京都地裁は今年2月16日に、居住する寮生14人について明け渡し請求を棄却する判決を出しました。そして、その判決の趣旨は、吉田寮自治会と京大との間で交わされた確約書が有効であったこと、吉田寮は寮自治会によって自主運営されてきた点に特長があるので代替宿舎(アパート)の提供では代替できないこと、吉田寮現棟は取り壊しが必要な状態とはいえないことなどを認めるものでした。にもかかわらず貴大学は「居住者に明け渡しを求めることが必要」として大阪高裁への控訴に踏み切りました。このことは大変遺憾です。

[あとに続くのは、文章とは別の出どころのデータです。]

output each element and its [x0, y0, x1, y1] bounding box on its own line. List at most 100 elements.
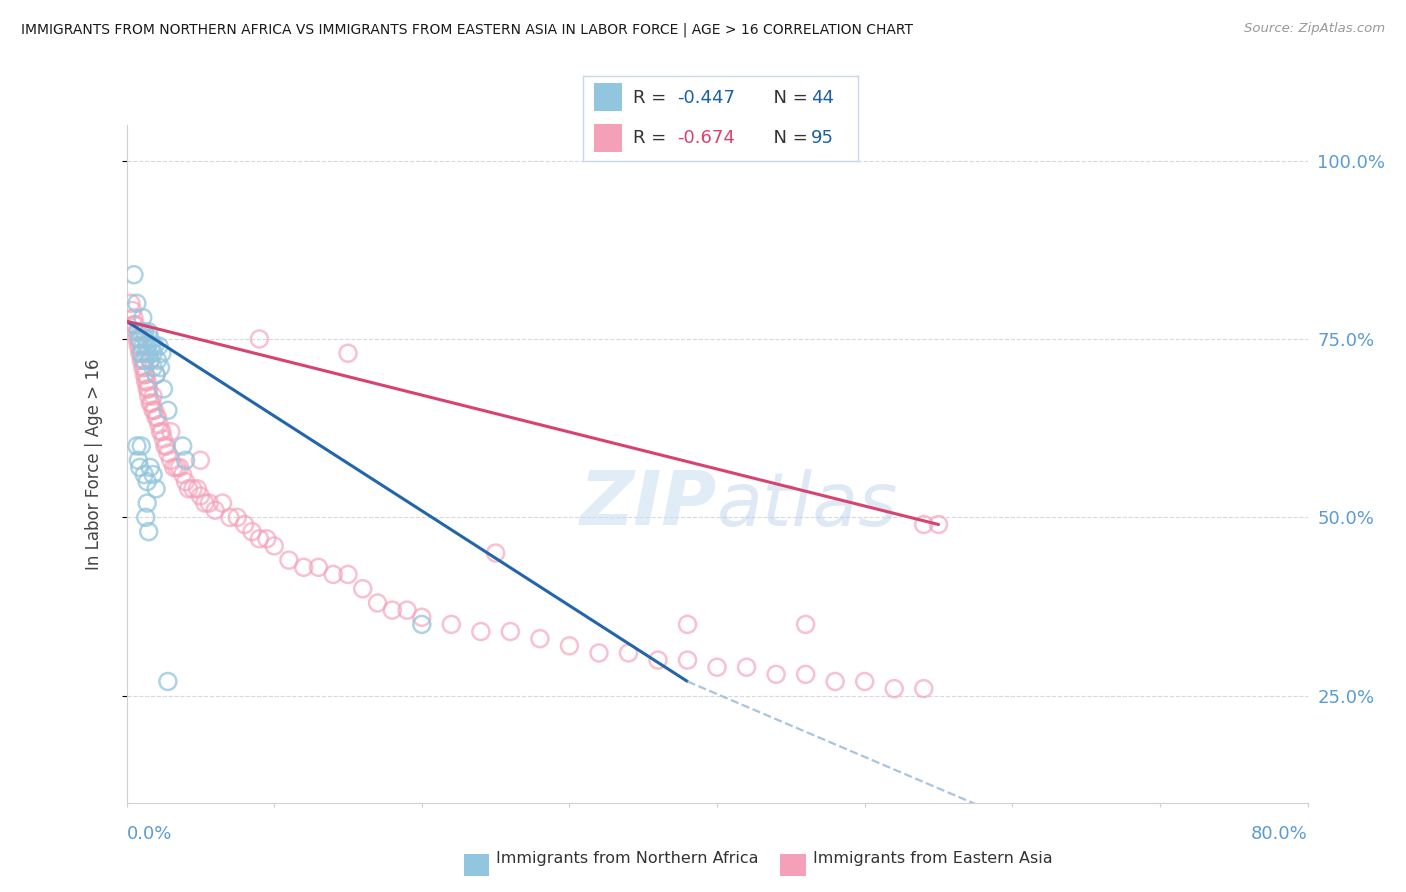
- Point: [134, 325, 156, 339]
- Point: [156, 674, 179, 689]
- Text: -0.447: -0.447: [676, 89, 735, 107]
- Text: N =: N =: [762, 89, 813, 107]
- Text: 80.0%: 80.0%: [1251, 825, 1308, 843]
- Point: [912, 517, 935, 532]
- Point: [824, 674, 846, 689]
- Point: [136, 339, 159, 353]
- Point: [588, 646, 610, 660]
- Point: [146, 353, 169, 368]
- Point: [529, 632, 551, 646]
- Point: [139, 332, 162, 346]
- Point: [120, 296, 142, 310]
- Point: [125, 439, 148, 453]
- Point: [440, 617, 463, 632]
- Point: [142, 403, 165, 417]
- Point: [135, 368, 157, 382]
- Point: [558, 639, 581, 653]
- Text: ZIP: ZIP: [579, 468, 717, 541]
- Point: [172, 439, 194, 453]
- Point: [132, 310, 155, 325]
- Point: [134, 368, 156, 382]
- Text: atlas: atlas: [717, 468, 898, 541]
- Point: [240, 524, 263, 539]
- Point: [149, 425, 172, 439]
- Point: [129, 325, 153, 339]
- Point: [172, 467, 194, 482]
- Point: [135, 375, 157, 389]
- Point: [125, 296, 148, 310]
- Text: 0.0%: 0.0%: [127, 825, 172, 843]
- Point: [198, 496, 221, 510]
- Point: [129, 353, 153, 368]
- Point: [411, 617, 433, 632]
- Point: [233, 517, 256, 532]
- Text: -0.674: -0.674: [676, 129, 734, 147]
- Point: [484, 546, 508, 560]
- Point: [125, 332, 148, 346]
- Point: [150, 425, 173, 439]
- Point: [470, 624, 492, 639]
- Point: [142, 389, 165, 403]
- Point: [174, 475, 197, 489]
- Point: [159, 425, 183, 439]
- Point: [177, 482, 200, 496]
- Text: Immigrants from Eastern Asia: Immigrants from Eastern Asia: [813, 851, 1052, 865]
- Point: [411, 610, 433, 624]
- Point: [159, 453, 183, 467]
- Point: [138, 325, 160, 339]
- Text: 44: 44: [811, 89, 834, 107]
- Point: [139, 353, 162, 368]
- Text: 95: 95: [811, 129, 834, 147]
- Point: [155, 439, 177, 453]
- Point: [853, 674, 876, 689]
- Point: [307, 560, 329, 574]
- Point: [883, 681, 905, 696]
- Point: [127, 325, 149, 339]
- Point: [138, 389, 160, 403]
- Point: [211, 496, 233, 510]
- Point: [127, 453, 149, 467]
- Point: [174, 453, 197, 467]
- Point: [122, 310, 145, 325]
- Point: [617, 646, 640, 660]
- Bar: [595, 124, 621, 152]
- Point: [352, 582, 374, 596]
- Point: [765, 667, 787, 681]
- Point: [142, 360, 165, 375]
- Point: [122, 318, 145, 332]
- Text: R =: R =: [633, 89, 672, 107]
- Text: N =: N =: [762, 129, 813, 147]
- Point: [148, 339, 170, 353]
- Point: [676, 617, 699, 632]
- Point: [337, 567, 360, 582]
- Point: [735, 660, 758, 674]
- Point: [135, 510, 157, 524]
- Point: [132, 339, 155, 353]
- Point: [134, 353, 156, 368]
- Point: [132, 360, 155, 375]
- Point: [794, 667, 817, 681]
- Point: [128, 339, 150, 353]
- Point: [143, 339, 166, 353]
- Point: [263, 539, 285, 553]
- Point: [136, 475, 159, 489]
- Point: [141, 396, 163, 410]
- Point: [136, 375, 159, 389]
- Point: [143, 403, 166, 417]
- Point: [928, 517, 950, 532]
- Point: [181, 482, 204, 496]
- Point: [122, 268, 145, 282]
- Point: [396, 603, 419, 617]
- Point: [292, 560, 315, 574]
- Point: [124, 318, 146, 332]
- Point: [156, 403, 179, 417]
- Point: [139, 396, 162, 410]
- Point: [128, 460, 150, 475]
- Point: [337, 346, 360, 360]
- Bar: [595, 84, 621, 112]
- Point: [129, 346, 153, 360]
- Point: [150, 346, 173, 360]
- Text: R =: R =: [633, 129, 672, 147]
- Point: [121, 303, 143, 318]
- Point: [219, 510, 242, 524]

私たちは訴訟の取り下げと吉田寮自治会との話し合いの再開を大学に繰り返し求めてきました。京大教員有志は、昨年は訴訟の取り下げを求める要望書を、判決後には控訴の断念を求める声明文を湊総長に提出しています。吉田寮自治会が呼びかけた「訴訟の取り下げと話し合いの再開を求めるオンライン署名」には昨年12月の提出時に5800人の賛同が集まるなど、京都大学に方針転換を求める声は学内外で大きなものでした。それにもかかわらず控訴して学生を訴訟の場にとどめる姿勢には、疑問を抱かざるをえません。
貴大学に、吉田寮への対応について以下を申し入れます
一 京都大学が、吉田寮現棟・食堂の明け渡し請求訴訟を取り下げること
二 京都大学が、吉田寮自治会との話し合いを再開し、大学人の英知をもって問題解決への道を探る
こと
三 京都大学が、現棟補修が急務であることを大学として確認し、吉田寮自治会と連携しながら「吉田寮補修委員会」の設置などを進めるなど、早急に現状把握と対策を講じること
四 京都大学が、大学として吉田寮をどのように将来に引き継いで活用していくのかを検討し、学内外に広く表明していただくこと
京都大学は「基本理念」として「対話を根幹として自学自習を促し、卓越した知の継承と創造的精神の涵養につとめる」と定めています。対話が根幹です。世界と社会が揺らぎ、衝突が繰り返されているいまだからこそ、対話が求められています。貴大学が自ら範を示し、学生との対話を通じて、大学としての矜持を学内外に示していただくことを切に願います。
以上の申し入れに回答をいただきたく、よろしくお願いいたします。7月31日までに回答をいただけますでしょうか。申し入れの趣旨について湊総長と國府理事に説明をいたしたく、当会と市民・学生との面会の機会をいただくことも併せてお願い申し上げます。